Polite but Firm: Setting Boundaries

t’s totally okay to say, “I appreciate your advice, but I’m feeling a bit overwhelmed. Can we talk about something else?” No need to be a superhero here; it’s okay to let people know when their well-meaning advice is actually piling on the pressure.Here are five ideas to help you set kind but firm boundaries:

  1. Preemptive Statements: Sometimes, addressing potential advice before it’s given can help. Say, “We’re trying a specific approach recommended by our pediatrician, and we’re sticking to it for now.”
  2. The Power of Body Language: Non-verbal cues can be powerful. Crossed arms, minimal eye contact, or even physically stepping back can signal that you’re not open to advice at that moment.
  3. Redirecting the Conversation: If someone starts giving advice, try redirecting the topic. For example, “I appreciate your concern, but I’m really needing to talk about something else right now. How’s your new garden project going?”
  4. Setting Clear Limits in Sensitive Areas: For topics you’re particularly sensitive about (like feeding or sleep training), be more direct. Say, “I find conversations about [topic] quite stressful, so I’d prefer not to discuss it.”
  5. Enlisting Support from a Partner or Friend: Sometimes, having someone else to back you up can make boundary-setting easier. A simple glance or a pre-arranged signal can prompt them to step in and change the subject.

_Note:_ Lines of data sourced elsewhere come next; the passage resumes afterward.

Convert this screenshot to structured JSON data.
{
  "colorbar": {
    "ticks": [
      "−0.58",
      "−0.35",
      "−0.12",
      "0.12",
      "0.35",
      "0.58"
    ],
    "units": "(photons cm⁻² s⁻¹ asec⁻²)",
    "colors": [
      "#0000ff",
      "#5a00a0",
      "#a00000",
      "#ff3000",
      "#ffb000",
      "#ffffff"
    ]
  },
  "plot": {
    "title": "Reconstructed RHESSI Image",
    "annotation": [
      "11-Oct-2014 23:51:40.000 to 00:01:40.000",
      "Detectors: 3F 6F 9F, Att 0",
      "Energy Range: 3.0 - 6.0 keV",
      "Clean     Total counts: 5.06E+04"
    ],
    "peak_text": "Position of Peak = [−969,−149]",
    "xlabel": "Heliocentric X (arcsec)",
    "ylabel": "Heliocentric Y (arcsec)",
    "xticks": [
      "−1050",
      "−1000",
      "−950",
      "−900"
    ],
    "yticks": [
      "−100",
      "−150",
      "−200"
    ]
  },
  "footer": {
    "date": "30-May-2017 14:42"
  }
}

Build a community that's got your back

Creating a circle of trust is essential for navigating the complexities of new motherhood. Think about the people in your life who give you energy rather than drain it. These could be friends who are also moms, a relative you trust, or even a neighbor who's been through it all. These are your people—your village. Having a regular coffee date or phone call with a fellow mom friend can be a lifeline. It’s a safe space to vent, share, and laugh about the ups and downs of motherhood.If certain people or groups are consistently negative or not in line with your values, it’s perfectly fine to unfollow them or step back from the relationship. Your well-being and that of your baby are what matter most. Make it clear in your network that you’re all about support, not judgment. This can help create an environment where everyone feels safe to share and ask for advice without fear of criticism.

Trust your instincts and reach out when you need to

Remember, even with all the advice and opinions, your instincts are incredibly powerful. You know your baby better than anyone else. Trust that inner voice; it’s your superpower.But hey, even superheroes have sidekicks, right? Never be afraid to reach out for support when you need it. Whether it's a question about feeding, a concern about sleep patterns, or just needing someone to say, “I’ve been there too,” your support network is there for you. And if things feel overwhelming, seeking professional help is a sign of strength, not weakness.Motherhood is a journey with its highs and lows. It’s perfectly normal to feel confident one day and unsure the next. That's part of the adventure. Remember, seeking help and support isn’t just good for you; it's great for your baby, too. When you're supported, you're able to be the best mom you can be.Trust yourself, lean on your support network, and most importantly, enjoy the ride with your little one!